With every upheaval in human history, when the old world forces have been broken from their very foundations, a time of reconstruction followed. Great crises can portend great good.

Crises are also a prologue that offer an opportunity to address deep-rooted systemic problems of inequity, corruption, and profiteering.

As economies across the world navigate through the COVID-19 pandemic, its increasing and uncertain ferocity continues to eviscerate the festering social, political, and economic equilibriums, especially across the Global South. Beyond the staggering economic impact, the pandemic is set to have a severe socio-economic impacts on unemployment, plunging investments, and fissures in trade and supply linkages. According to the World Bank’s newly released South Asia Economic Focus report, COVID-19 will shatter South Asia’s booming economies to the lowest levels witnessed in decades. As the epicentre of the pandemic shifts from the West to the Global South and this downward spiral continues, at least a 100 million will be pushed into extreme poverty, living on less than two US dollars per day. A single virus has belittled our technological advancements, biotechnology feats, artificial intelligence, and other seemingly infallible forces of our global economies.

Over the past 100 days, perhaps the most googled phrase, “social distancing,” has become the new story of our survival as a species. It has forced us to find different ways to adapt, to create, to build, to thrive. While the pandemic brought the perfect storm of economic upheaval, the rate and the nature of change in every sector had been accelerating exponentially; the linear business models of change were constantly being redefined; old norms such as assembly line and a specific skilled-workforce were disappearing.

For too long, reforms have been in silos. Custodians of capital markets have been oblivious to the collateral damage of social inequities. Profits have been the priority at great societal cost.

In the last decade, the world collectively came up with the Sustainable Development Goals (SDGs). The SDGs are at once universal and local. They equip us with a global grammar to talk to one another, irrespective of the difference or the distance. What we need in this decade is a new economic paradigm – the Impact Economy – an economy which thrives on creating meaningful impact in lives of individuals, societies and nations and we need three things for that: shared goals, resources and change designers.

While the SDGs provide shared goals, entrepreneurs are stepping in with their sustainable interventions, where markets and governments are have fallen short, particularly in supporting vulnerable communities.
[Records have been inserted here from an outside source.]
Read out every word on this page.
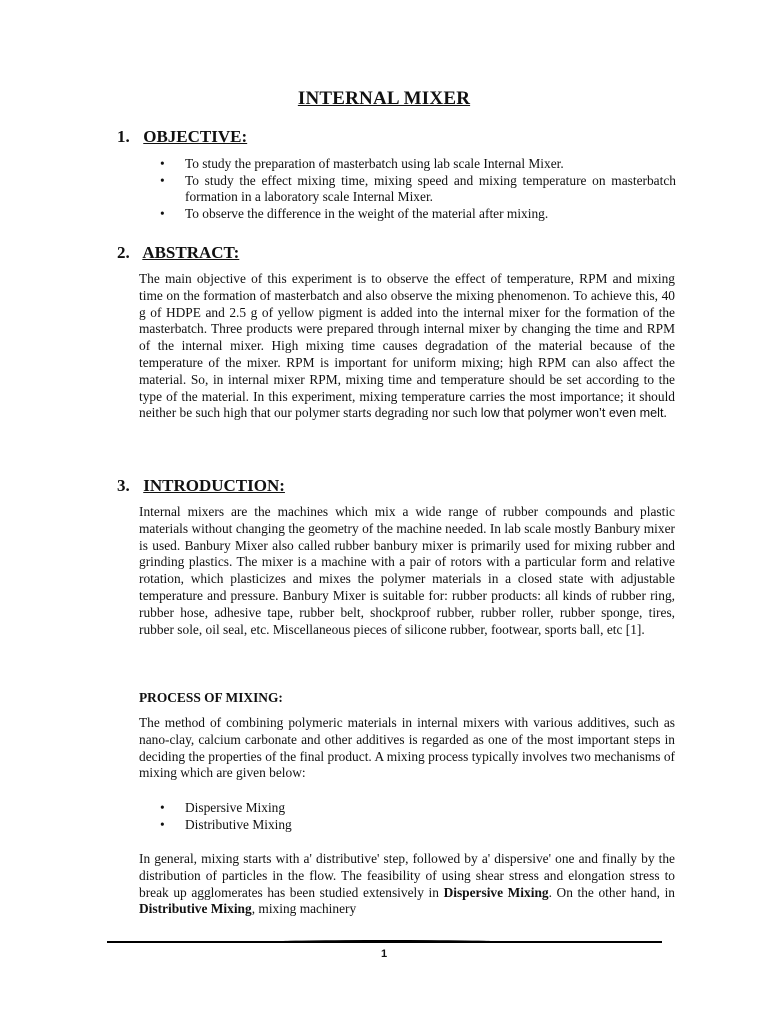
INTERNAL MIXER
1. OBJECTIVE:
• To study the preparation of masterbatch using lab scale Internal Mixer.
• To study the effect mixing time, mixing speed and mixing temperature on masterbatch formation in a laboratory scale Internal Mixer.
• To observe the difference in the weight of the material after mixing.
2. ABSTRACT:
The main objective of this experiment is to observe the effect of temperature, RPM and mixing time on the formation of masterbatch and also observe the mixing phenomenon. To achieve this, 40 g of HDPE and 2.5 g of yellow pigment is added into the internal mixer for the formation of the masterbatch. Three products were prepared through internal mixer by changing the time and RPM of the internal mixer. High mixing time causes degradation of the material because of the temperature of the mixer. RPM is important for uniform mixing; high RPM can also affect the material. So, in internal mixer RPM, mixing time and temperature should be set according to the type of the material. In this experiment, mixing temperature carries the most importance; it should neither be such high that our polymer starts degrading nor such low that polymer won’t even melt.
3. INTRODUCTION:
Internal mixers are the machines which mix a wide range of rubber compounds and plastic materials without changing the geometry of the machine needed. In lab scale mostly Banbury mixer is used. Banbury Mixer also called rubber banbury mixer is primarily used for mixing rubber and grinding plastics. The mixer is a machine with a pair of rotors with a particular form and relative rotation, which plasticizes and mixes the polymer materials in a closed state with adjustable temperature and pressure. Banbury Mixer is suitable for: rubber products: all kinds of rubber ring, rubber hose, adhesive tape, rubber belt, shockproof rubber, rubber roller, rubber sponge, tires, rubber sole, oil seal, etc. Miscellaneous pieces of silicone rubber, footwear, sports ball, etc [1].
PROCESS OF MIXING:
The method of combining polymeric materials in internal mixers with various additives, such as nano-clay, calcium carbonate and other additives is regarded as one of the most important steps in deciding the properties of the final product. A mixing process typically involves two mechanisms of mixing which are given below:
• Dispersive Mixing
• Distributive Mixing
In general, mixing starts with a' distributive' step, followed by a' dispersive' one and finally by the distribution of particles in the flow. The feasibility of using shear stress and elongation stress to break up agglomerates has been studied extensively in Dispersive Mixing. On the other hand, in Distributive Mixing, mixing machinery
1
They are the driving force that can transform the unprecedented challenges into a new playing field; to turn the civilisation towards a paradigm that balances profits with collective societal good.

However for that to happen, we need a new system, an enabling ecosystem, which provides the right resources and environment for entrepreneurs to thrive and design the new world, a new movement to propel massive collective change, shared and valued by all.

At this civilizational implosion, the entrepreneurs can spark the economic re-birth of the world. It is time to reconstruct a new world order: Entreprenaissance, the first renaissance of the urban environment of the 21st century.

At this historic crossroads, the Sankalp community across the globe, shall once again convene in November 2020, virtually, to steer and leverage the vast expertise of all the global stakeholders to use this window of opportunity to shape the recovery of our civilisation.